“Pilot project aims to protect vulnerable restaurant workers” / Sara Mojtehedzadeh (Toronto Star, Aug. 30, 2016)
Following last month’s release of the Changing Workplaces Review Interim Report on issues facing workers in precarious jobs, the Ministry of Labour is launching a new initiative to address workplace abuses and employment standards violations in the restaurant sector. The project, led by Sujoy Dey, will consult with employer and labour groups to identify major risks to workers’ rights.

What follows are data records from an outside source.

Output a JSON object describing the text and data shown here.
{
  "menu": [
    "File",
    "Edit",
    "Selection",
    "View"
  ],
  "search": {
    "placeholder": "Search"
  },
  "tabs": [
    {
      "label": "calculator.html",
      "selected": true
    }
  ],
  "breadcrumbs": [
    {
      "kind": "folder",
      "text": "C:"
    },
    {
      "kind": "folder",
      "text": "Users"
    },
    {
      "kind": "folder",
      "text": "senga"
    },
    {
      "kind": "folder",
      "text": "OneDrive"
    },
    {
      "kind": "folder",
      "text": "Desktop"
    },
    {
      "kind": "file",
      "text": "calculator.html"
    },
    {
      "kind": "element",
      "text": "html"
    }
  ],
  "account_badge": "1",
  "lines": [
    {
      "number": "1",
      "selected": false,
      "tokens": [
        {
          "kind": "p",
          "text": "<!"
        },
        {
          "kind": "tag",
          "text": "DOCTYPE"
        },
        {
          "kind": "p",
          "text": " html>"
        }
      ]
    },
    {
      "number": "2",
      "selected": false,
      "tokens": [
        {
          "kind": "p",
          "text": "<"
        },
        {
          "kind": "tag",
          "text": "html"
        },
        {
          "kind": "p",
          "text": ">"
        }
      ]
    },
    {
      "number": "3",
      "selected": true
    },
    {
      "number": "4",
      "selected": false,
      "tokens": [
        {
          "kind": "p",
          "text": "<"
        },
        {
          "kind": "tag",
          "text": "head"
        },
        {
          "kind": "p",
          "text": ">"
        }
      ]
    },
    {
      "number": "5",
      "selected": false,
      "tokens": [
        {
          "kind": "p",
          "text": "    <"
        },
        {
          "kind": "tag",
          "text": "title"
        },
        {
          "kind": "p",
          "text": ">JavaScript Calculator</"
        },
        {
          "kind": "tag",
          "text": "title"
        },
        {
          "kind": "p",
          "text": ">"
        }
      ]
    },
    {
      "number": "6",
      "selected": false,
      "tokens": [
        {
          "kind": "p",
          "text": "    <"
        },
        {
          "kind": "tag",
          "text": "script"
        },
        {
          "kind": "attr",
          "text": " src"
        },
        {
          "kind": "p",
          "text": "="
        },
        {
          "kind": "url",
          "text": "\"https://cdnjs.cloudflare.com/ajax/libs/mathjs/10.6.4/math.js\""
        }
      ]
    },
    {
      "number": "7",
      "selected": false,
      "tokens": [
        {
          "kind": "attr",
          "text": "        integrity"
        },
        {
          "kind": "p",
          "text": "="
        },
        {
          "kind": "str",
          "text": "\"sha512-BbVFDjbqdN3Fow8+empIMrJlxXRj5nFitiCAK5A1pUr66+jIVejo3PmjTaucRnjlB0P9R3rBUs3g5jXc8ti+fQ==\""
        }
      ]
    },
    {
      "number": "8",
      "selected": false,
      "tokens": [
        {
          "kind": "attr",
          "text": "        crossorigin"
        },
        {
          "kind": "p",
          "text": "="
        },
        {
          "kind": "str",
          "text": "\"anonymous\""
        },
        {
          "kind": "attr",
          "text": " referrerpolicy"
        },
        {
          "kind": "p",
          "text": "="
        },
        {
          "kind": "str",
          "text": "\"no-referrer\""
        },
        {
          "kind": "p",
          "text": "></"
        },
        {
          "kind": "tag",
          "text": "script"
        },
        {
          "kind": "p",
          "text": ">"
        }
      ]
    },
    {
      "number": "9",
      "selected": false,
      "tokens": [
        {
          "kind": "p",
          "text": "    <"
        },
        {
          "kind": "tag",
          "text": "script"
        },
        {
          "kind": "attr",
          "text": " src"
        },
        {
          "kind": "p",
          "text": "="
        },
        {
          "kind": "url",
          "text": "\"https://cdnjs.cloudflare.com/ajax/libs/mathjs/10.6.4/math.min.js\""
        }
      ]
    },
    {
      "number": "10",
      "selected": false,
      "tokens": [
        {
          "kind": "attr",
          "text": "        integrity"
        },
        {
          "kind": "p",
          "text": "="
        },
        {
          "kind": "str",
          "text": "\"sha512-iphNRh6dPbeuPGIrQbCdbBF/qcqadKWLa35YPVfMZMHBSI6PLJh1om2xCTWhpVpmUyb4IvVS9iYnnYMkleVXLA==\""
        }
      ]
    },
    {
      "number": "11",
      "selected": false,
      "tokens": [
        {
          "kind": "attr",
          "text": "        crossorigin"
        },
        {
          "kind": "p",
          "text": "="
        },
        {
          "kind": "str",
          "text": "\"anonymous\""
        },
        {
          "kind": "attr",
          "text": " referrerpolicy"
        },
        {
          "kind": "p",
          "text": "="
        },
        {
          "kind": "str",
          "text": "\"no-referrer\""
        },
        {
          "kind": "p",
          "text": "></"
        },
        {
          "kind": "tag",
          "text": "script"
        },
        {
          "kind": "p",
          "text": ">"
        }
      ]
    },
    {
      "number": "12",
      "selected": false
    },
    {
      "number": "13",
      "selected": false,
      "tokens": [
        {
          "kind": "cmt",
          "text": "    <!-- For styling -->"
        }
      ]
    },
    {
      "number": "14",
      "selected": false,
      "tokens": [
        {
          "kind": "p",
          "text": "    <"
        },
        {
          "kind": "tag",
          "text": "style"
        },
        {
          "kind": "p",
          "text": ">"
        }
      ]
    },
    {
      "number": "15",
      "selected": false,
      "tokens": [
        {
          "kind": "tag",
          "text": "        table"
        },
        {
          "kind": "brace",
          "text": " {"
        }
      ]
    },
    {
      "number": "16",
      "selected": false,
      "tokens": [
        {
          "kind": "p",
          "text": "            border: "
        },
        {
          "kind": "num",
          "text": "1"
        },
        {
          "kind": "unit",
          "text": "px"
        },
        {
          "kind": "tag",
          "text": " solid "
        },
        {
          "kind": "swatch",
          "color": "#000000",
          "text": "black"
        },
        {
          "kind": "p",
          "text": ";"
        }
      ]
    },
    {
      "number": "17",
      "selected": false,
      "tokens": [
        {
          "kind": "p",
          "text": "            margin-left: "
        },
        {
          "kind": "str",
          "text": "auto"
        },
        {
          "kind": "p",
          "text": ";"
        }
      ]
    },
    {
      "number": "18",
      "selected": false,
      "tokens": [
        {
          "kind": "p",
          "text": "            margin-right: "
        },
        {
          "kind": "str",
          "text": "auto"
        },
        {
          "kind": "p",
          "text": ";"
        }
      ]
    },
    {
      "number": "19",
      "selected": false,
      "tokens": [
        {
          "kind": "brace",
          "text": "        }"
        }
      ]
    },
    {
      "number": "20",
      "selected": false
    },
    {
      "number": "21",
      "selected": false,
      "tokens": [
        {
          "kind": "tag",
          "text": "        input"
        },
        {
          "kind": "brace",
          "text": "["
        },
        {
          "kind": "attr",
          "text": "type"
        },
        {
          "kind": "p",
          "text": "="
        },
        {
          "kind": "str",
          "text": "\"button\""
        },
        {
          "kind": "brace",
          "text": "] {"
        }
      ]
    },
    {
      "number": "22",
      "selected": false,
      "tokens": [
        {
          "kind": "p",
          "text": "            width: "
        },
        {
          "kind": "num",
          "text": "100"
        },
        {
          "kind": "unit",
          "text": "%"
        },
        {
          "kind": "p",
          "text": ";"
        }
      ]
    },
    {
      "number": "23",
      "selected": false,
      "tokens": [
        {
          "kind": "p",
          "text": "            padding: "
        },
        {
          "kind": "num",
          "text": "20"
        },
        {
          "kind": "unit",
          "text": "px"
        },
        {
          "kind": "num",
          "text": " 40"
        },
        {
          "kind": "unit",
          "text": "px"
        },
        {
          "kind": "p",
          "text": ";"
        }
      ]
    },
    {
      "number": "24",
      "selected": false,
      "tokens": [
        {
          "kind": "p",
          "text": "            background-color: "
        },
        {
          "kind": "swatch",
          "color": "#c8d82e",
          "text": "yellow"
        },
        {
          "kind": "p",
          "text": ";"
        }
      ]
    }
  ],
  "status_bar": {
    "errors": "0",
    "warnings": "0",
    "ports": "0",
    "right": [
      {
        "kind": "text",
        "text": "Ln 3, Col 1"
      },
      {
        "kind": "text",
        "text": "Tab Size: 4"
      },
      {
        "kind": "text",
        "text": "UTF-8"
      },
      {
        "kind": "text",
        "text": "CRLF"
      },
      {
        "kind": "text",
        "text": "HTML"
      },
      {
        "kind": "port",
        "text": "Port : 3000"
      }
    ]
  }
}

The industry and inadequate enforcement of labour laws have been the focus of widespread criticism, with recent Toronto Star investigations highlighting the scale of wage theft and Metro Toronto Chinese and Southeast Asian Legal Clinic’s report “Sweet & Sour: The Struggle of Chinese Restaurant-workers” detailing persistent disregard of workers’ rights and health & safety protections.
This raises the question …
This new Ministry of Labour initiative should make the Province re-think its support for WSIB experience rating, the system that sets employer premiums on the cost of compensation paid to injured workers. If the Province finds many workers in precarious non-union work cheated out of employment rights, why would it trust employers to not cheat injured workers by hiding claims? If most the enforcement of the law did not work in employment rights, why would it work in WSIB law? It’s incumbent on the Province and the WSIB to connect the dots and eliminate financial incentives to hide or suppress the rights of injured workers.